Record low inflation explains agricultural protests across India

Food price inflation slips to negative territory; factory output slows marginally to 3.1%; RBI under pressure to cut key rates
Image for representational purpose only. (EPS)
Image for representational purpose only. (EPS)

NEW DELHI / CHENNAI: Retail inflation fell to a record low of 2.18 per cent in May aided by the fall in prices of vegetables and pulses, and a drop in prices of clothing, housing and fuel. The figure stood at 5.76 per cent around the same time last year and at 2.99 per cent last month. This is the lowest level that inflation has touched ever since the new series was introduced in 2012.

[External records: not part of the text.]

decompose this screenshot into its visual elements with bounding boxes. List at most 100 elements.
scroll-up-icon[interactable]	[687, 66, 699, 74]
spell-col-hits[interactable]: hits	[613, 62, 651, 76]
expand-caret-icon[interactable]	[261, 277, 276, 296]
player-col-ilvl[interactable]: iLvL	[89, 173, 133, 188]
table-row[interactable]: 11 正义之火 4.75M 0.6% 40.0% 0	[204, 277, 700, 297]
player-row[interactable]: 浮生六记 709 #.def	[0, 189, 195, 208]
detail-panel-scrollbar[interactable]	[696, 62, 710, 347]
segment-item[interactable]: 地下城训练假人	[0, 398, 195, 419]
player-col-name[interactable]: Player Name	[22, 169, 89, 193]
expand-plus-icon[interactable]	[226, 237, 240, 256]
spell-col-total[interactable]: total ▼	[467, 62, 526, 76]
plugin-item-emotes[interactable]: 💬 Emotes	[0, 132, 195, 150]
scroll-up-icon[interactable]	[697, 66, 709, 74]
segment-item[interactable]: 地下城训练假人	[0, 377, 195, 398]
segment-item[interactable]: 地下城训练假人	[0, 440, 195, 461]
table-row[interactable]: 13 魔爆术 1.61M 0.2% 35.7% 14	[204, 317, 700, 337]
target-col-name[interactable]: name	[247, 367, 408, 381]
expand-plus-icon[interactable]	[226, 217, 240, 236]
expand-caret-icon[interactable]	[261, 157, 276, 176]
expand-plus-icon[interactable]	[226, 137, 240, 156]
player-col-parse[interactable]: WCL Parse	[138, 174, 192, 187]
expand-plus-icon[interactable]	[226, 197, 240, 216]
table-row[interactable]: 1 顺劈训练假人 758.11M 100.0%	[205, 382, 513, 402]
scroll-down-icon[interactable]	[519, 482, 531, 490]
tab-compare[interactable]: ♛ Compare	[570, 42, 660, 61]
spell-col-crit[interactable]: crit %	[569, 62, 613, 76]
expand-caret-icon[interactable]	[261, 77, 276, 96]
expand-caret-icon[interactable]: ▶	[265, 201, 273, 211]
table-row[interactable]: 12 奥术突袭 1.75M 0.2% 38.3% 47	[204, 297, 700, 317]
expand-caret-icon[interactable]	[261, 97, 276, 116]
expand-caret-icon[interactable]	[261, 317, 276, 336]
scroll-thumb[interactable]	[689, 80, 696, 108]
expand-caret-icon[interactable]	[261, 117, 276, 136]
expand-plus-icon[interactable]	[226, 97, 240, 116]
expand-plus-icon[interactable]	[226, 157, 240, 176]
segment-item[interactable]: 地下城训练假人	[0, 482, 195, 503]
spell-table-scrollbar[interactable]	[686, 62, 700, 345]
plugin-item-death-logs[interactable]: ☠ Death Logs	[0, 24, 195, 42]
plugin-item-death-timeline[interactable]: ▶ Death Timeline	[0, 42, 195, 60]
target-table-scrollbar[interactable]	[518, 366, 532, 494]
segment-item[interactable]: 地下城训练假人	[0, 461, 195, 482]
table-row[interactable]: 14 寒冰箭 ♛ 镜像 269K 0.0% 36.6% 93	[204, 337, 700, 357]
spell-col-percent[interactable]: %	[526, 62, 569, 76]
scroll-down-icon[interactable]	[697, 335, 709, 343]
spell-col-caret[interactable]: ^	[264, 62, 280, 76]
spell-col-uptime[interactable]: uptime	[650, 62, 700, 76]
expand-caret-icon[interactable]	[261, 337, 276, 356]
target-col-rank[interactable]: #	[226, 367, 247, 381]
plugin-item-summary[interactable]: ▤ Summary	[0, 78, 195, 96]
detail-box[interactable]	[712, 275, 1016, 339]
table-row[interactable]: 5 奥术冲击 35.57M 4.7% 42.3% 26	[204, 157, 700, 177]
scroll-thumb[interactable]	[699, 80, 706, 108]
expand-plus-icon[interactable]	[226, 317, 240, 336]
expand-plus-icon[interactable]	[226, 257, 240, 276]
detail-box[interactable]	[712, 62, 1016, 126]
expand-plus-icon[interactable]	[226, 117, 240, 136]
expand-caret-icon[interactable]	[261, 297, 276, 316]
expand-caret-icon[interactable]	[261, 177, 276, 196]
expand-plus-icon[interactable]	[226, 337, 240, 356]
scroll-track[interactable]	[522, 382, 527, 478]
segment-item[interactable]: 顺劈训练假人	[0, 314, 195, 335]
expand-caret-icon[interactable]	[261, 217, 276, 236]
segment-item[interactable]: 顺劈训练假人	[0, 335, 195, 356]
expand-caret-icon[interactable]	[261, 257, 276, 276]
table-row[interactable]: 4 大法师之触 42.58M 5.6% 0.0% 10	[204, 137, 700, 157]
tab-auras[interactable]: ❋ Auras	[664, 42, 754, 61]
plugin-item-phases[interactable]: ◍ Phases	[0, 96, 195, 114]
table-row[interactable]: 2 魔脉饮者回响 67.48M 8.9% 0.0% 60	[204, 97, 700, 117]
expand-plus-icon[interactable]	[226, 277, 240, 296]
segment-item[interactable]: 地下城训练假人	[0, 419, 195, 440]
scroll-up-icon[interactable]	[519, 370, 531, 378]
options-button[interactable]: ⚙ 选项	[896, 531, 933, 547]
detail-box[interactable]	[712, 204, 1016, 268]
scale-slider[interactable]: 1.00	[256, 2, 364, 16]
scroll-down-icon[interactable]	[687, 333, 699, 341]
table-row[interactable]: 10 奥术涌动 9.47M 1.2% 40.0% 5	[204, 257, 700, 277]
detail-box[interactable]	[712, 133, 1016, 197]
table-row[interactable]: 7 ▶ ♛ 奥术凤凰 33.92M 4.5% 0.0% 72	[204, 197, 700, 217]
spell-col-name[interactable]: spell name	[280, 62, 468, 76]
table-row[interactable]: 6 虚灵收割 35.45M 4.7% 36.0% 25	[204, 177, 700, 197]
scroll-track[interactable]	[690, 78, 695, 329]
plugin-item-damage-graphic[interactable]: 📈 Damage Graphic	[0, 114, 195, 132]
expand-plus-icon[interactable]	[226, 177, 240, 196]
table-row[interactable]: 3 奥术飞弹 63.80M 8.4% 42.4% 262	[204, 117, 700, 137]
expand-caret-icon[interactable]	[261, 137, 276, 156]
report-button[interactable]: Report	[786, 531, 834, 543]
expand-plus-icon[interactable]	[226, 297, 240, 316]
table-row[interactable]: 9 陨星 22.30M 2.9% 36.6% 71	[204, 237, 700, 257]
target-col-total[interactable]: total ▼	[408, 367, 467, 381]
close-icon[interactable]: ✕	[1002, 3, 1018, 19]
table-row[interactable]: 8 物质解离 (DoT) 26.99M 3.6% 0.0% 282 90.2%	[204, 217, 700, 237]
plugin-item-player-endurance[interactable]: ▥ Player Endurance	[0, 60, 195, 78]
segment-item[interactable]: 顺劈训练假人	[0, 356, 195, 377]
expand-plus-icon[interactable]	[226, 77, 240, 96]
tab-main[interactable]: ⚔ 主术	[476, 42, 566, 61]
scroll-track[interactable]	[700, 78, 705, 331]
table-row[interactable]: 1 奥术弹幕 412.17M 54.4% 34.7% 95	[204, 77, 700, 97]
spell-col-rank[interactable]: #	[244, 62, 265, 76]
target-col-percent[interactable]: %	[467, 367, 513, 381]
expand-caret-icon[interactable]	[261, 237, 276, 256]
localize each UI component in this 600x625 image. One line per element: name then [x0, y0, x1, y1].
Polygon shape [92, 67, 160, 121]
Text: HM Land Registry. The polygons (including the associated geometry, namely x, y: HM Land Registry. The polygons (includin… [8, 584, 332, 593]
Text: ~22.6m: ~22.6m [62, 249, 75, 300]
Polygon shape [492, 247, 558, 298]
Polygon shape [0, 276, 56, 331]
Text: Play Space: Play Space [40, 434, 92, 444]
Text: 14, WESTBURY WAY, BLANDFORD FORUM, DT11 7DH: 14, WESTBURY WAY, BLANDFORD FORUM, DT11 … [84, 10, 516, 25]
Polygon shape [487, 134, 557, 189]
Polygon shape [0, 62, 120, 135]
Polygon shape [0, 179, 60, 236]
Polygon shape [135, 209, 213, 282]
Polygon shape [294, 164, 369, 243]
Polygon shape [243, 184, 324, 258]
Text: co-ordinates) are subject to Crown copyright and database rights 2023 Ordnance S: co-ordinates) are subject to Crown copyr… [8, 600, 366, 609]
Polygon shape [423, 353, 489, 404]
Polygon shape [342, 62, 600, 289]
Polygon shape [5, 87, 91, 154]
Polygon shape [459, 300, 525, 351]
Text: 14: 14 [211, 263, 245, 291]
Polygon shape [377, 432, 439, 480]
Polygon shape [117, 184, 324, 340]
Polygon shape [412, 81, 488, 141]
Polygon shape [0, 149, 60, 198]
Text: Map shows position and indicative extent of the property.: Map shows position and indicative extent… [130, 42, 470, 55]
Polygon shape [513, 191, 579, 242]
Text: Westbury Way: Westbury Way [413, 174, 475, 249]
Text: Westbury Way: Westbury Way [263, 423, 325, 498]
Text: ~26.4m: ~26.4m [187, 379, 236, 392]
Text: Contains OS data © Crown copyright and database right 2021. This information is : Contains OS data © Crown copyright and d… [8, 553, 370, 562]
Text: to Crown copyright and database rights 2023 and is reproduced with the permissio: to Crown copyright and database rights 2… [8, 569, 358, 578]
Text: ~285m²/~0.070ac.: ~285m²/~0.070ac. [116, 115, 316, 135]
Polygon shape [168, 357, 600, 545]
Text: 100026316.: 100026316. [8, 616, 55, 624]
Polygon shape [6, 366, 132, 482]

Low inflation levels are an indicator of falling demand and weak economic activity in the market, say experts, and May’s numbers have put pressure on the Central bank to reduce interest rates in order to spur growth.

Despite growing clamour by industry bodies and the government for a cut in key interest rates, the Reserve Bank of India left them unchanged during its Monetary Policy Review last week, citing an ‘uncertain inflation outlook’. 

While forecast of a normal monsoon this year is good news for consumers as it means better yield and lower food prices, lower inflation has its own dangers, warn experts. It could manifest “in the form of rural distress without agricultural reforms,” says a research report by India’s largest lender State Bank of India.

The overall food price inflation in May slipped into the negative territory and hovered at (-) 1.05 per cent. This is the first time since January 2012 that food prices have witnessed a deflation. Notably, farmers across the country are protesting for higher support prices that meet input costs incurred in cultivation.


“The interesting part is even if we compare the October 2016 food prices with the three-year average, the prices have barely moved,” stated the report authored by Soumya Kanti Ghosh, Group Chief Economic Advisor, SBI. “This is all the more relevant, given the agitations for farm loan waivers in different parts of the country as signs of rural distress, a flip side of the crash in food inflation over the last several months.” 

This argument is supported by the government’s inflation data. Prices of vegetables dropped sharply from (-) 8.59 per cent in April to (-) 13.44 in May and prices of pulses and products plunged from (-) 15.94 per cent in April to (-) 19.45 in May. 

“While decline in food inflation is good news for policy makers and consumers, it is not very good news for farmers and especially vegetable and pulses farmers,” said Sunil Kumar Sinha, Principal Economist, India Ratings & Research.

“Prices of pulses in some harvesting areas are already lower than the MSP and thus farmers are not getting full benefit of increased production leading to farmer unrest and increasing clamour for farm loan waiver.”

Meanwhile, data released by the Central Statistics Office showed the index of industrial production (IIP) also slowed marginally to 3.1 per cent in April from 3.8 per cent a month ago, possibly due to ‘lagged impact of demonetisation’.